Cependant tout le monde comprend que les gens se couvrent le visage quand il fait froid, alors pourquoi pas par pudeur ?...
Concernant l'embellissement conseillé aux femmes par le Prophète (SBDSL) dans le domaine public, il faut savoir que le parfum doit être discret, le maquillage peut être déposé sur les mains, les yeux et légèrement sur les joues, et les bracelets, les bagues et les colliers sont autorisés (tous bijoux et métaux à la différence de l'homme qui ne peut que porter qu'une bague en argent et du khol sur les yeux).
L'actuel esprit français laïque d'origine chrétienne, ayant perdu l'habitude de voir des femmes voilées lors de ces dernières décennies, ne comprend souvent pas le mal impudique de ne pas porter de voile.
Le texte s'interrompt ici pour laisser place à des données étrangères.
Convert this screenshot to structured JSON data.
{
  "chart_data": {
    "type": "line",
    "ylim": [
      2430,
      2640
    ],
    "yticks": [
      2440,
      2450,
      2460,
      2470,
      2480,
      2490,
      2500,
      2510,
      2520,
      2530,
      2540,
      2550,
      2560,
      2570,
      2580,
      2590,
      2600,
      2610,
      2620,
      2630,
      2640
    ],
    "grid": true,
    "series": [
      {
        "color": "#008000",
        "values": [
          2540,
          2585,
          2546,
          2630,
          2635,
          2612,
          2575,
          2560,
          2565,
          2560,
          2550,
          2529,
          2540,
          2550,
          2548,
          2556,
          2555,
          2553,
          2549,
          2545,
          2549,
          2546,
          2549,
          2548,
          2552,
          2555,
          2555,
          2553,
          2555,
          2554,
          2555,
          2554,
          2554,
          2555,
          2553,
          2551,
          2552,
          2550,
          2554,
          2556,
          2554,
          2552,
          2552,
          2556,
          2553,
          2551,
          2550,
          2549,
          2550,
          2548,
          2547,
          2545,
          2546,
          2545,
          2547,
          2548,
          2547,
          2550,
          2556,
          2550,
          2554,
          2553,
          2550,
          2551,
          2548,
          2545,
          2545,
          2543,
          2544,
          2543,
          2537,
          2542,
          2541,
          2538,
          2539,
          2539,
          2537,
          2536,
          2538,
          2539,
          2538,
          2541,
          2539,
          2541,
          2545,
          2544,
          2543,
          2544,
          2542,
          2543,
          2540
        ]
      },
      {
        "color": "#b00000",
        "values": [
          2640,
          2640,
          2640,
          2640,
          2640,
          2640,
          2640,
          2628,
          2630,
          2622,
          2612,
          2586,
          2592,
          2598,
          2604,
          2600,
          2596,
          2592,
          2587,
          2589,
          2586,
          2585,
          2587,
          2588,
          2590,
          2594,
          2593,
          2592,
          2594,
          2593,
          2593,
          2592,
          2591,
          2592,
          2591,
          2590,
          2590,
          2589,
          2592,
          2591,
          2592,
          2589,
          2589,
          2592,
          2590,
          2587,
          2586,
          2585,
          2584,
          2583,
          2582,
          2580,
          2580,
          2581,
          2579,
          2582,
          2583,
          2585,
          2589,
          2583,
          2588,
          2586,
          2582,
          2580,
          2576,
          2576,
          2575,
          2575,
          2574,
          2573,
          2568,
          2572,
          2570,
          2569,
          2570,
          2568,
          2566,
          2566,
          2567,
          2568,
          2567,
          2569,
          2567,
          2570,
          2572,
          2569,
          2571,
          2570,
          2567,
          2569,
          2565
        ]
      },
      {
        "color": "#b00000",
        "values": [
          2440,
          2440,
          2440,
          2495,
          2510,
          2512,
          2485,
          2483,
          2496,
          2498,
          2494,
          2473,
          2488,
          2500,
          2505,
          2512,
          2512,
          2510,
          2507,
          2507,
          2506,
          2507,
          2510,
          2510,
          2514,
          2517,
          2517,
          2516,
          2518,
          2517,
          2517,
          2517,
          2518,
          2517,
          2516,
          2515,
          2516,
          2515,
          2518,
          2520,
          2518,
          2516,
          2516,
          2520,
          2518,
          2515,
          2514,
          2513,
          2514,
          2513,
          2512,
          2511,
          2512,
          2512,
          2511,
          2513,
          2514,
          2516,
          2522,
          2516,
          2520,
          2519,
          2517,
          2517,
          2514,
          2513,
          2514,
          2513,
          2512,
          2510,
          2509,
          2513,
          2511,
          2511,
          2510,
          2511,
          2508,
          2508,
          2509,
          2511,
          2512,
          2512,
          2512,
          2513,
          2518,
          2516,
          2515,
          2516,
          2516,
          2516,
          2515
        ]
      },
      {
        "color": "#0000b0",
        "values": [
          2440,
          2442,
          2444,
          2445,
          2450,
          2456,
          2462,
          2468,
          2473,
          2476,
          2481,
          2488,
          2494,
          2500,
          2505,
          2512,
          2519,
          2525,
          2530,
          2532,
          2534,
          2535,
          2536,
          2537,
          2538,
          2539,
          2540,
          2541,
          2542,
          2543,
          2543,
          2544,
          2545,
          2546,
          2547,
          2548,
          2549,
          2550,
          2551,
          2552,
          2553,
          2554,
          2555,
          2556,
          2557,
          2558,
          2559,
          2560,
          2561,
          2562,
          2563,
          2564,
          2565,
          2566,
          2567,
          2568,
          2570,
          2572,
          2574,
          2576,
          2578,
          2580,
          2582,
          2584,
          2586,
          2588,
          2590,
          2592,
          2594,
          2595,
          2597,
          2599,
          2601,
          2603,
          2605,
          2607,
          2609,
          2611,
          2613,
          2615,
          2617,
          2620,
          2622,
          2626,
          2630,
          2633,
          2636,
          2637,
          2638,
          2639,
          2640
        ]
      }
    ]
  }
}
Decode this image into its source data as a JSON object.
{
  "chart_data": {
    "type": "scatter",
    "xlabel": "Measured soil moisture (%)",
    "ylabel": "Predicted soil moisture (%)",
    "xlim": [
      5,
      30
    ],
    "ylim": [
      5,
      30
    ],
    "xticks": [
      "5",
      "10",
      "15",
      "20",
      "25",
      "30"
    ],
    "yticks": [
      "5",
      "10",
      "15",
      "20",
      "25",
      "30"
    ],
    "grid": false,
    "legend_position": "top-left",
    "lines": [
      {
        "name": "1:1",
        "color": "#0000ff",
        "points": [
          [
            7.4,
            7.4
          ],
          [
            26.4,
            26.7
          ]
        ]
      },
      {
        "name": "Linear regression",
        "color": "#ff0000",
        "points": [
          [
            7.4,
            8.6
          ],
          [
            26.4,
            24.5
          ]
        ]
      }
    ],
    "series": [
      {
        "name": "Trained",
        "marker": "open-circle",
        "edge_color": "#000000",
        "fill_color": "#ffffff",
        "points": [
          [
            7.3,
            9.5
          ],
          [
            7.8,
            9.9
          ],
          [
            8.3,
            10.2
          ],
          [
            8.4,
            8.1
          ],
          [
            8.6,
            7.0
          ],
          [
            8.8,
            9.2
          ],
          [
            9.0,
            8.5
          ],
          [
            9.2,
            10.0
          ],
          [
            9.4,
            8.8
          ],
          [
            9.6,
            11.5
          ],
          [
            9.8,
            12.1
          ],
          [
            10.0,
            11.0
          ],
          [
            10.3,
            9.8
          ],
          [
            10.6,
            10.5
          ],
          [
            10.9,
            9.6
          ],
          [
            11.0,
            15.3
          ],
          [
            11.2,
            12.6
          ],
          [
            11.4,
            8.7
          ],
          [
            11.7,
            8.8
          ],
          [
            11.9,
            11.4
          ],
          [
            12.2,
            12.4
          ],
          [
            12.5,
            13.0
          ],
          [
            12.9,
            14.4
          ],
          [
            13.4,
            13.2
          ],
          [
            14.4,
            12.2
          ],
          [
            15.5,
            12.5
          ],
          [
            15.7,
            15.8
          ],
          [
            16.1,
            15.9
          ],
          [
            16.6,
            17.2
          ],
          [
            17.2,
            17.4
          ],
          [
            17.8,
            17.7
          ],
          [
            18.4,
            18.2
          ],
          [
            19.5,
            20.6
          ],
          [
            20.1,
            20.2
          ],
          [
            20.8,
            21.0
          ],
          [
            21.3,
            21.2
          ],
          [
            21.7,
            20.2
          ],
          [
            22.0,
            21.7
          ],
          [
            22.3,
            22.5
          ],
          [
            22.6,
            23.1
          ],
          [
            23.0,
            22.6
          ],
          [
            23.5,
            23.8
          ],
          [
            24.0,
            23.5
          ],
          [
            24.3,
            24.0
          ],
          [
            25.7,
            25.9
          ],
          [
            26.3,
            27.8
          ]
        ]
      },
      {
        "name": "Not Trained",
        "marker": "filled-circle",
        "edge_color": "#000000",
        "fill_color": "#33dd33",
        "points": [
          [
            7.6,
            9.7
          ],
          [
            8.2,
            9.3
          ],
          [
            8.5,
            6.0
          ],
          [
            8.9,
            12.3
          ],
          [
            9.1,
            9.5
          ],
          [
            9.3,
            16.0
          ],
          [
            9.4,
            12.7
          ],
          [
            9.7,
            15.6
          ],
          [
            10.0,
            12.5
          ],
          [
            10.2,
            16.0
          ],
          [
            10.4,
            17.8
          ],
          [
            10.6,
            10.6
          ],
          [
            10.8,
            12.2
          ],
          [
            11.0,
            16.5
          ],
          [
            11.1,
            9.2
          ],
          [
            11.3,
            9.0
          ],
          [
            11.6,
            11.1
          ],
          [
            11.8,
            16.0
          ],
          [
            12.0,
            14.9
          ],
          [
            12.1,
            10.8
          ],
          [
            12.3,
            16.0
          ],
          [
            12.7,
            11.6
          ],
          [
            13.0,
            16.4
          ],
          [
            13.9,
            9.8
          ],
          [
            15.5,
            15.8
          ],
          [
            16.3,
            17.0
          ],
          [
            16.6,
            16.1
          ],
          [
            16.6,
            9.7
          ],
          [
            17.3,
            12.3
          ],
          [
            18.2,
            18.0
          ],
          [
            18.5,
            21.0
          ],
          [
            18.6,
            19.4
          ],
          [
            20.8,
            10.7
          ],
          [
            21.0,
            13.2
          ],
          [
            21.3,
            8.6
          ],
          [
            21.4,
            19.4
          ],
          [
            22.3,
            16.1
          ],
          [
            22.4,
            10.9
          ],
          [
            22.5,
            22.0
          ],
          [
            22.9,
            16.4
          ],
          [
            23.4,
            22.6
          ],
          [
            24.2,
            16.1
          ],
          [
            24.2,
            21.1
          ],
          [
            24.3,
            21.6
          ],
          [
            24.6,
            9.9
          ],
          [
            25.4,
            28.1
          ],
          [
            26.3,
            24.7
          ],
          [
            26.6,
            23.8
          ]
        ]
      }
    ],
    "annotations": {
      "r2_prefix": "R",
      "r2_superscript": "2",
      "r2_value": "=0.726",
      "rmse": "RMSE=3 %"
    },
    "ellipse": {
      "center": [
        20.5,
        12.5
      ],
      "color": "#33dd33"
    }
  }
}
Par conséquent il doit se rappeler cette vérité morale mais en gardant son cœur ne jugeant personne comme devraient aussi le faire les musulmans en particulier par rapport à celles ne le portant pas, le portant ou portant le voile intégral.
Le voile peut permettre aussi à un homme d'éviter la douleur et la frustration de ne pouvoir aimer l'âme à l'intérieur de tant de beauté féminine. Cependant, la véritable beauté d'une femme ne se trouve pas dans les vêtements qu'elle porte, ni dans son physique, ni dans sa coiffure, car c'est essentiellement dans ses yeux qu'on la perçoit. En effet son regard est la porte de son cœur, l'endroit où réside l'amour, le reflet de son âme, la chaleur qui donne affectueusement et la passion qu'elle montre.
Ainsi pour s'accomplir dans la plénitude, ce que l'homme recherche et désire réellement avant tout chez la femme, c'est de se nourrir de l'intensité, la beauté, l'élégance, la finesse, la douceur et l'amour plus présents dans la nature des femmes, comme la femme se nourrit de l'assurance, la force et la sécurité plus présentes dans la nature de l'homme.
          Enfin il faut noter que la tradition prophétique conseille à l'homme de se couvrir également la tête et les bras même si sa pudeur minimale est de se couvrir du nombril aux genoux, et ordonne à tous de porter des vêtements larges cachant les formes corporelles :
Asma Bint Yazid a dit : « Les manches de la tunique du Messager de Dieu arrivait jusqu'au poignets ». (Abu Dawud)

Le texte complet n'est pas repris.